Banhada de Sangue
Sylvester Stallone dobrou os 60 anos e anda a despedir-se das personagens que lhe deram fama. Depois de Rocky Balboa, também John Rambo não escapa à melancolia do actor/realizador mas se o regresso do pugilista ainda deu um filme razoável, dificilmente o mesmo pode ser dito do super-soldado. "John Rambo", quarta fita da série, não é mais do que uma enorme banhada de sangue. E de vísceras, membros decepados e ultraviolência afins, cozidos por um fio narrativo que só com muita benevolência poderá considerar-se um argumento.
E engane-se quem esperava que Rambo saísse da sua reforma de 20 anos para ir caçar terroristas islâmicos, ou mesmo Osama bin Laden. O soldado de chumbo preferido dos americanos que acham que a Constituição lhe dá direito a ter um arsenal militar em casa volta à acção para uma acção humanitária em plena Birmânia (ou Burma, ou Myanmar, a escolha é sua). Rezam as crónicas que Stallone telefonou para as Nações Unidas e para a revista Soldier of Fortune (nada como ouvir os dois lados...) e perguntou: “Que zona do mundo tem o menos conhecido, mais violento e devastador abuso dos direitos humanos?”. Resposta: a guerra civil que grassa em Myanmar há mais de 60 anos, na qual a tribo Karen, que luta pela independência, é vítima de brutalidade genocida por parte das forças governamentais.

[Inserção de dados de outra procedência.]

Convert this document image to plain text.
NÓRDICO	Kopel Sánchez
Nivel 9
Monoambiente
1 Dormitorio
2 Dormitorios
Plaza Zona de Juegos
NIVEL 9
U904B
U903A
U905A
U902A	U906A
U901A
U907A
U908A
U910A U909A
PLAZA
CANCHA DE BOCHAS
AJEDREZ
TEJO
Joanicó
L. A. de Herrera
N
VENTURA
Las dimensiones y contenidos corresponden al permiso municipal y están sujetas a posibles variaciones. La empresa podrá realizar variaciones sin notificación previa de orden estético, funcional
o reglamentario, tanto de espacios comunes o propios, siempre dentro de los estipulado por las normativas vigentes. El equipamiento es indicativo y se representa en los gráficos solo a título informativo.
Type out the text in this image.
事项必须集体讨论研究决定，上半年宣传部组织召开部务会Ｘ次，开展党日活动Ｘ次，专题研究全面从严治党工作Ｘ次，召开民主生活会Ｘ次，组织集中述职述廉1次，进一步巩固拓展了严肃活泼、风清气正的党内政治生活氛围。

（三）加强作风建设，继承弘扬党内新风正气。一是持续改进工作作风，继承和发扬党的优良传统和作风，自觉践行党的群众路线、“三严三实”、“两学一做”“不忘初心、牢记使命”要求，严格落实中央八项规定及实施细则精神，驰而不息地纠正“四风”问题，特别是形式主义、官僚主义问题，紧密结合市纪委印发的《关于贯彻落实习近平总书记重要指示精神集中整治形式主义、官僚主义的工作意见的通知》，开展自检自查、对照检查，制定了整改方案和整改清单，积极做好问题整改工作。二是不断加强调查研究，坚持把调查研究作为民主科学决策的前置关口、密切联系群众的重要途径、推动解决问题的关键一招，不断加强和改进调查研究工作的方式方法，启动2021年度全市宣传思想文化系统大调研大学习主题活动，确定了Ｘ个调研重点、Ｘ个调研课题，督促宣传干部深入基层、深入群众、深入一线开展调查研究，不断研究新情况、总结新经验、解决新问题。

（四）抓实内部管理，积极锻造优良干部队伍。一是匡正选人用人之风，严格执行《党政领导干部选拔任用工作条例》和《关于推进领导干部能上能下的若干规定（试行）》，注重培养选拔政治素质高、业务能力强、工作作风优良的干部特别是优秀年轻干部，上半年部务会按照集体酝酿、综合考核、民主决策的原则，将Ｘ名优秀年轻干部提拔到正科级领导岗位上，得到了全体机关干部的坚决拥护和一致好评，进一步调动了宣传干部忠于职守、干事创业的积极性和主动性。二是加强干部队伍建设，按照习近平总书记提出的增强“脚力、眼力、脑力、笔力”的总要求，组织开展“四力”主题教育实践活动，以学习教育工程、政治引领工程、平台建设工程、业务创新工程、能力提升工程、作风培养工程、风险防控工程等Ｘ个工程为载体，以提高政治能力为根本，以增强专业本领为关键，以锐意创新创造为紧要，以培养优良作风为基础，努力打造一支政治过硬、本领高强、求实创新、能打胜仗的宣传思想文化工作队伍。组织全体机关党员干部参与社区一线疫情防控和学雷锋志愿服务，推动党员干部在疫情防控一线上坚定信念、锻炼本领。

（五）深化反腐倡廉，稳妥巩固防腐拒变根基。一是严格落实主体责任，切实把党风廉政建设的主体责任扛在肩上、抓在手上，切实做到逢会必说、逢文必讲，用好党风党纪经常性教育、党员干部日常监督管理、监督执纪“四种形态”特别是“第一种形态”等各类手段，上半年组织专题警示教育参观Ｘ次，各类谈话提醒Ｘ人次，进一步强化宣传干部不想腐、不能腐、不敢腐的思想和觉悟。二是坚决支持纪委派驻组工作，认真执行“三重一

Devidamente elucidado, Sly passou então à acção. Retirado do campo de batalha, John Rambo é agora um modesto caçador de cobras na selva tailandesa que sai do seu descanso quando um grupo de missionários aluga os seus serviços – e o seu barco – para tentarem chegar a Myanmar, onde irão prestar auxílio humanitário aos Karen. Depois do serviço feito, os missionários – que incluem, logicamente, uma mulher, Sarah, interpretada por Julie Benz, da série "Dexter" - são obviamente capturados pelos brutais soldados birmaneses e sujeitos a sevícias várias. Está na altura de John Rambo, devidamente acompanhado por um bando de mercenários, fazer sangue. E, acreditem, é isso que ele vai fazer. Em quantidades industriais, é claro. Se em Rambo III, o filme anterior da série, a percentagem era de 2,59 mortes por minuto, a contagem aqui não deve andar muito longe. Com a “vantagem” ultrarealista: espero nunca ter de ver um ser humano a explodir em mil pedaços mas acredito que seja como Sylvester Stallone mostra neste "John Rambo". Se isso vale um filme, é outra história.